Sunday, October 27, 2013

Creepy Cemetery Photos To Inspire Your Halloween Writing

I take a lot of photos, not as many as Max does, but a LOT.  I also travel a lot.  And, for some reason, I take pictures of cemeteries.  A lot.
I have photos of band members on our dance tours climbing into unused graves in Italy, pictures of them lying supine on gravemarkers at Whitby Abbey (the famous graveyard mentioned in Dracula), shots of lonely, neglected headstones in the ghost town of Sego, Utah, shots of skulls in a neolithic tomb in the Orkney Islands, and some really odd graves in the Salt Lake City Cemetery.  I don't even remember when I started photographing stuff in graveyards; I've just done it for over 2 decades.
So, this week is Halloween, and I know there are other writers (and photographers) who read this blog. So I thought I'd share a few of my spooky photos with you this week.  (Maybe one of them will even inspire someone who plans to do NANWRIMO.)

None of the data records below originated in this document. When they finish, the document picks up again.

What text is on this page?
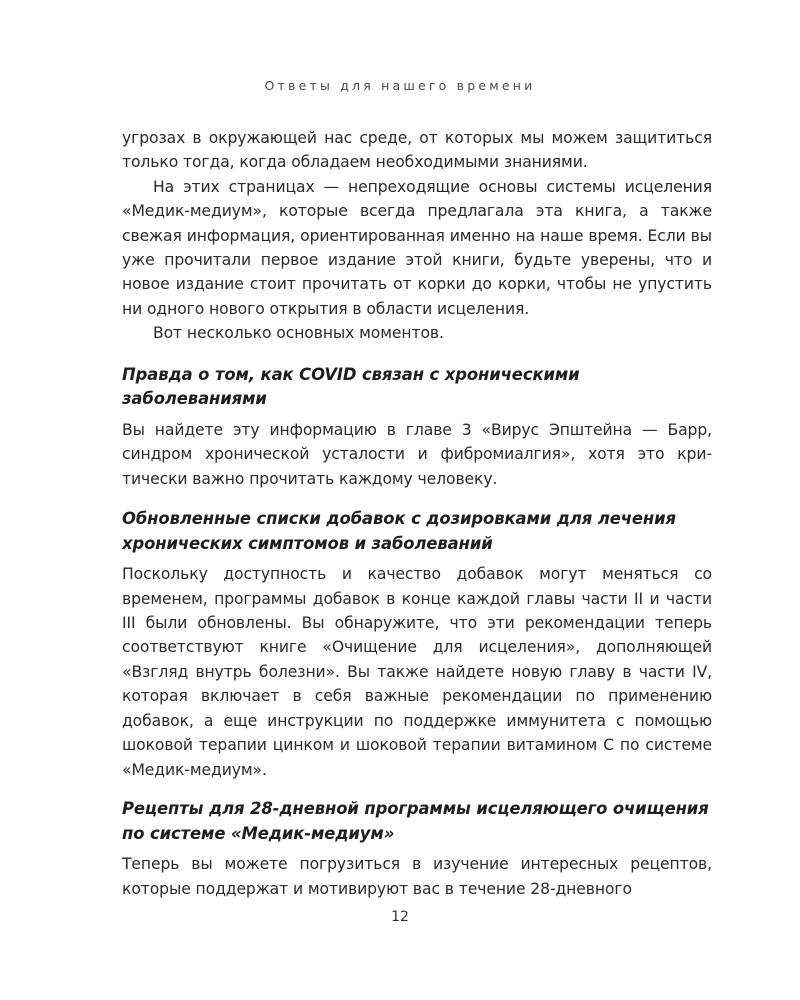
Ответы для нашего времени

угрозах в окружающей нас среде, от которых мы можем защититься только тогда, когда обладаем необходимыми знаниями.

На этих страницах — непреходящие основы системы исцеления «Медик-медиум», которые всегда предлагала эта книга, а также свежая информация, ориентированная именно на наше время. Если вы уже прочитали первое издание этой книги, будьте уверены, что и новое издание стоит прочитать от корки до корки, чтобы не упустить ни одного нового открытия в области исцеления.

Вот несколько основных моментов.

Правда о том, как COVID связан с хроническими заболеваниями

Вы найдете эту информацию в главе 3 «Вирус Эпштейна — Барр, синдром хронической усталости и фибромиалгия», хотя это критически важно прочитать каждому человеку.

Обновленные списки добавок с дозировками для лечения хронических симптомов и заболеваний

Поскольку доступность и качество добавок могут меняться со временем, программы добавок в конце каждой главы части II и части III были обновлены. Вы обнаружите, что эти рекомендации теперь соответствуют книге «Очищение для исцеления», дополняющей «Взгляд внутрь болезни». Вы также найдете новую главу в части IV, которая включает в себя важные рекомендации по применению добавок, а еще инструкции по поддержке иммунитета с помощью шоковой терапии цинком и шоковой терапии витамином С по системе «Медик-медиум».

Рецепты для 28-дневной программы исцеляющего очищения по системе «Медик-медиум»

Теперь вы можете погрузиться в изучение интересных рецептов, которые поддержат и мотивируют вас в течение 28-дневного

12
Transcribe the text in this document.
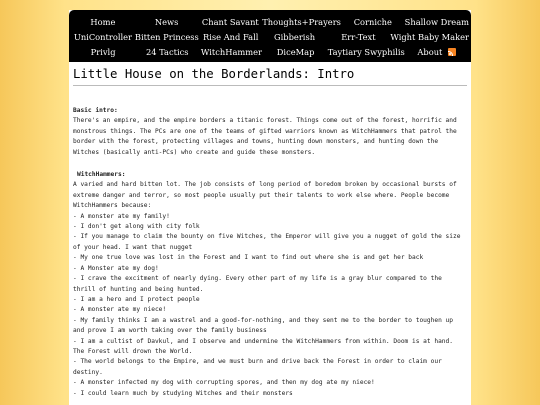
Home	News	Chant Savant Thoughts+Prayers	Corniche	Shallow Dream
UniController Bitten Princess Rise And Fall	Gibberish	Err-Text	Wight Baby Maker
Privlg	24 Tactics	WitchHammer	DiceMap	Taytiary Swyphilis About
Little House on the Borderlands: Intro
Basic intro:

There's an empire, and the empire borders a titanic forest. Things come out of the forest, horrific and monstrous things. The PCs are one of the teams of gifted warriors known as WitchHammers that patrol the border with the forest, protecting villages and towns, hunting down monsters, and hunting down the Witches (basically anti-PCs) who create and guide these monsters.

WitchHammers:

A varied and hard bitten lot. The job consists of long period of boredom broken by occasional bursts of extreme danger and terror, so most people usually put their talents to work else where. People become WitchHammers because:

- A monster ate my family!
- I don't get along with city folk
- If you manage to claim the bounty on five Witches, the Emperor will give you a nugget of gold the size of your head. I want that nugget
- My one true love was lost in the Forest and I want to find out where she is and get her back
- A Monster ate my dog!
- I crave the excitment of nearly dying. Every other part of my life is a gray blur compared to the thrill of hunting and being hunted.
- I am a hero and I protect people
- A monster ate my niece!
- My family thinks I am a wastrel and a good-for-nothing, and they sent me to the border to toughen up and prove I am worth taking over the family business
- I am a cultist of Davkul, and I observe and undermine the WitchHammers from within. Doom is at hand. The Forest will drown the World.
- The world belongs to the Empire, and we must burn and drive back the Forest in order to claim our destiny.
- A monster infected my dog with corrupting spores, and then my dog ate my niece!
- I could learn much by studying Witches and their monsters
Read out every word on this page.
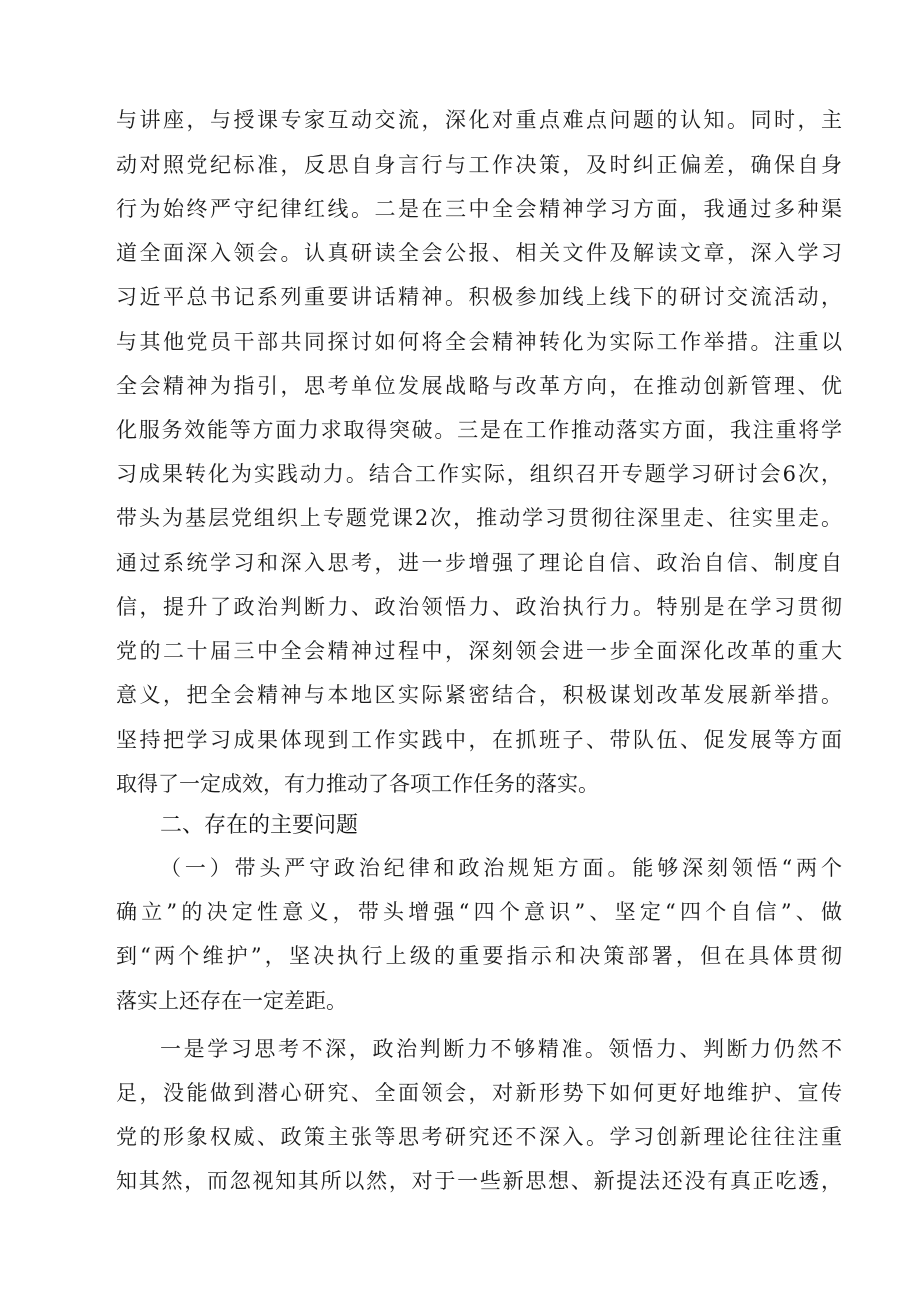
与讲座，与授课专家互动交流，深化对重点难点问题的认知。同时，主
动对照党纪标准，反思自身言行与工作决策，及时纠正偏差，确保自身
行为始终严守纪律红线。二是在三中全会精神学习方面，我通过多种渠
道全面深入领会。认真研读全会公报、相关文件及解读文章，深入学习
习近平总书记系列重要讲话精神。积极参加线上线下的研讨交流活动，
与其他党员干部共同探讨如何将全会精神转化为实际工作举措。注重以
全会精神为指引，思考单位发展战略与改革方向，在推动创新管理、优
化服务效能等方面力求取得突破。三是在工作推动落实方面，我注重将学
习成果转化为实践动力。结合工作实际，组织召开专题学习研讨会6次，
带头为基层党组织上专题党课2次，推动学习贯彻往深里走、往实里走。
通过系统学习和深入思考，进一步增强了理论自信、政治自信、制度自
信，提升了政治判断力、政治领悟力、政治执行力。特别是在学习贯彻
党的二十届三中全会精神过程中，深刻领会进一步全面深化改革的重大
意义，把全会精神与本地区实际紧密结合，积极谋划改革发展新举措。
坚持把学习成果体现到工作实践中，在抓班子、带队伍、促发展等方面
取得了一定成效，有力推动了各项工作任务的落实。
二、存在的主要问题
（一）带头严守政治纪律和政治规矩方面。能够深刻领悟“两个
确立”的决定性意义，带头增强“四个意识”、坚定“四个自信”、做
到“两个维护”，坚决执行上级的重要指示和决策部署，但在具体贯彻
落实上还存在一定差距。
一是学习思考不深，政治判断力不够精准。领悟力、判断力仍然不
足，没能做到潜心研究、全面领会，对新形势下如何更好地维护、宣传
党的形象权威、政策主张等思考研究还不深入。学习创新理论往往注重
知其然，而忽视知其所以然，对于一些新思想、新提法还没有真正吃透，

To start off, here's this lovely faux-vintage number:

Spooky looking, isn't it?
It's actually a shot of an angel in the Mt. Olivet Cemetery near East High School in Salt Lake City.  I just used picmonkey to turn it into a pseudo-daguerreotype.

Here's another for your writing inspiration:

This is a shot of the interior of the ruins of Timoleague Abbey in Ireland.  The ruins are interesting enough, but the fact that I was greeted at the entrance with a large warning sign about the dangers of unlicensed gravedigging really blew my mind.  All around and about the abbey and the ground are centuries' worth of graves, modern ones on top of older ones.  And, apparently, there must be a significant problem with people digging graves by hand and just burying their loved ones without permits.  Freaky.

These 19th and early 20th century markers in the Heber City Cemetery in Utah remind me of giant chess pieces, waiting for -- possibly -- the Hand of God to move them.  Eerie.

And this grave in the Salt Lake City Cemetery is part of an urban legend.  Supposedly, if you visit this grave at midnight and walk backward around it three times, the face of the man buried there will appear in the little opening of the door.  Every high school kid knows someone who knows someone who has a neighbor/cousin/friend who swears s/he knows someone who did this and it worked.  (Personally, I've never tried it, but I bet that a visit to this tomb on Halloween would be very frightening -- if only because of the drunk/stoned people there trying to scare themselves into wetting their pants.)  But it's still rather creepy to see a grave that's supposedly haunted.

This concludes today's set of Halloween writing inspiration photos.  Check back again tomorrow for more spookiness!

1 comment:

  1. I've never tried "Emo's Tomb" either, although I have visited it in the middle of the night around Halloween. We have, though, tried to figure out what the "Emo" has to do with anything. The guy's name is not Emo, and I was in high school long before the Gothic/Emo labels existed. But it still was fun to go up there, walk around twice saying "Emo" and then chicken out before getting to the third time.